Erhard Rahm - One of the best experts on this subject based on the ideXlab platform.

  • Optimization of the Mainzelliste software for fast privacy-preserving Record Linkage.
    Journal of translational medicine, 2021
    Co-Authors: Florens Rohde, Ziad Sehili, Martin Franke, Martin Lablans, Erhard Rahm
    Abstract:

    BACKGROUND Data analysis for biomedical research often requires a Record Linkage step to identify Records from multiple data sources referring to the same person. Due to the lack of unique personal identifiers across these sources, Record Linkage relies on the similarity of personal data such as first and last names or birth dates. However, the exchange of such identifying data with a third party, as is the case in Record Linkage, is generally subject to strict privacy requirements. This problem is addressed by privacy-preserving Record Linkage (PPRL) and pseudonymization services. Mainzelliste is an open-source Record Linkage and pseudonymization service used to carry out PPRL processes in real-world use cases. METHODS We evaluate the Linkage quality and performance of the Linkage process using several real and near-real datasets with different properties w.r.t. size and error-rate of matching Records. We conduct a comparison between (plaintext) Record Linkage and PPRL based on encoded Records (Bloom filters). Furthermore, since the Mainzelliste software offers no blocking mechanism, we extend it by phonetic blocking as well as novel blocking schemes based on locality-sensitive hashing (LSH) to improve runtime for both standard and privacy-preserving Record Linkage. RESULTS The Mainzelliste achieves high Linkage quality for PPRL using field-level Bloom filters due to the use of an error-tolerant matching algorithm that can handle variances in names, in particular missing or transposed name compounds.
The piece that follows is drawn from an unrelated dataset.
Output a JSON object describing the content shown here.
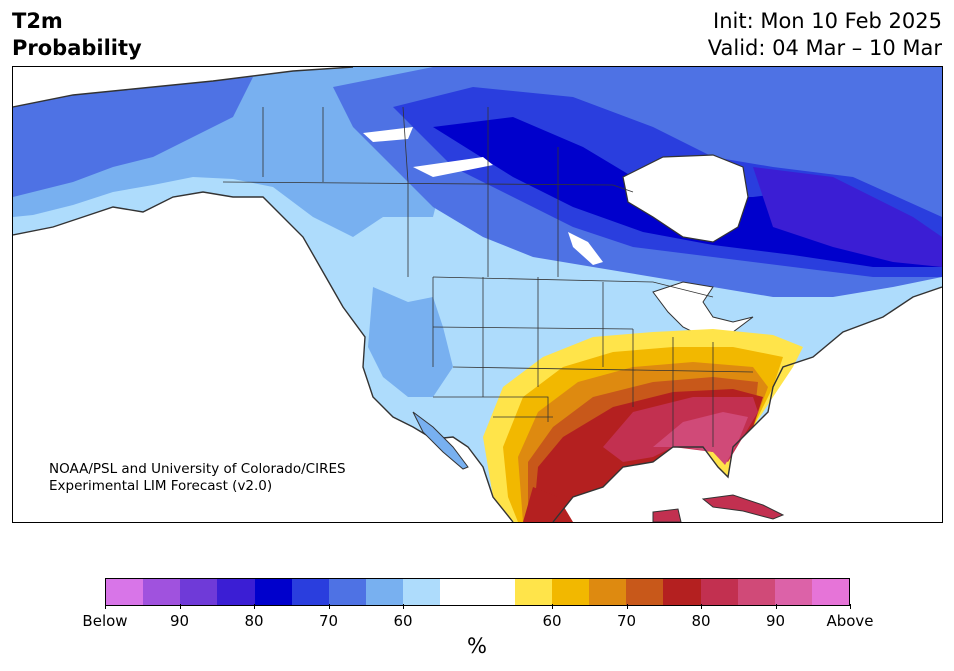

However, due to the absence of blocking, the runtimes are unacceptable for real use cases with larger datasets. The newly implemented blocking approaches improve runtimes by orders of magnitude while retaining high Linkage quality. CONCLUSION We conduct the first comprehensive evaluation of the Record Linkage facilities of the Mainzelliste software and extend it with blocking methods to improve its runtime. We observed a very high Linkage quality for both plaintext as well as encoded data even in the presence of errors. The provided blocking methods provide order of magnitude improvements regarding runtime performance thus facilitating the use in research projects with large datasets and many participants.

  • BTW - Privacy Preserving Record Linkage with PPJoin.
    2015
    Co-Authors: Ziad Sehili, Rainer Schnell, Lars Kolb, Christian Borgs, Erhard Rahm
    Abstract:

    Privacy-preserving Record Linkage (PPRL) becomes increasingly important to match and integrate Records with sensitive data. PPRL not only has to preserve the anonymity of the persons or entities involved but should also be highly efficient and scalable to large datasets. We therefore investigate how to adapt PPJoin, one of the fastest approaches for regular Record Linkage, to PPRL resulting in a new approach called P4Join. The use of bit vectors for PPRL also allows us to devise a parallel execution of P4Join on GPUs. We evaluate the new approaches and compare their efficiency with a PPRL approach based on multibit trees.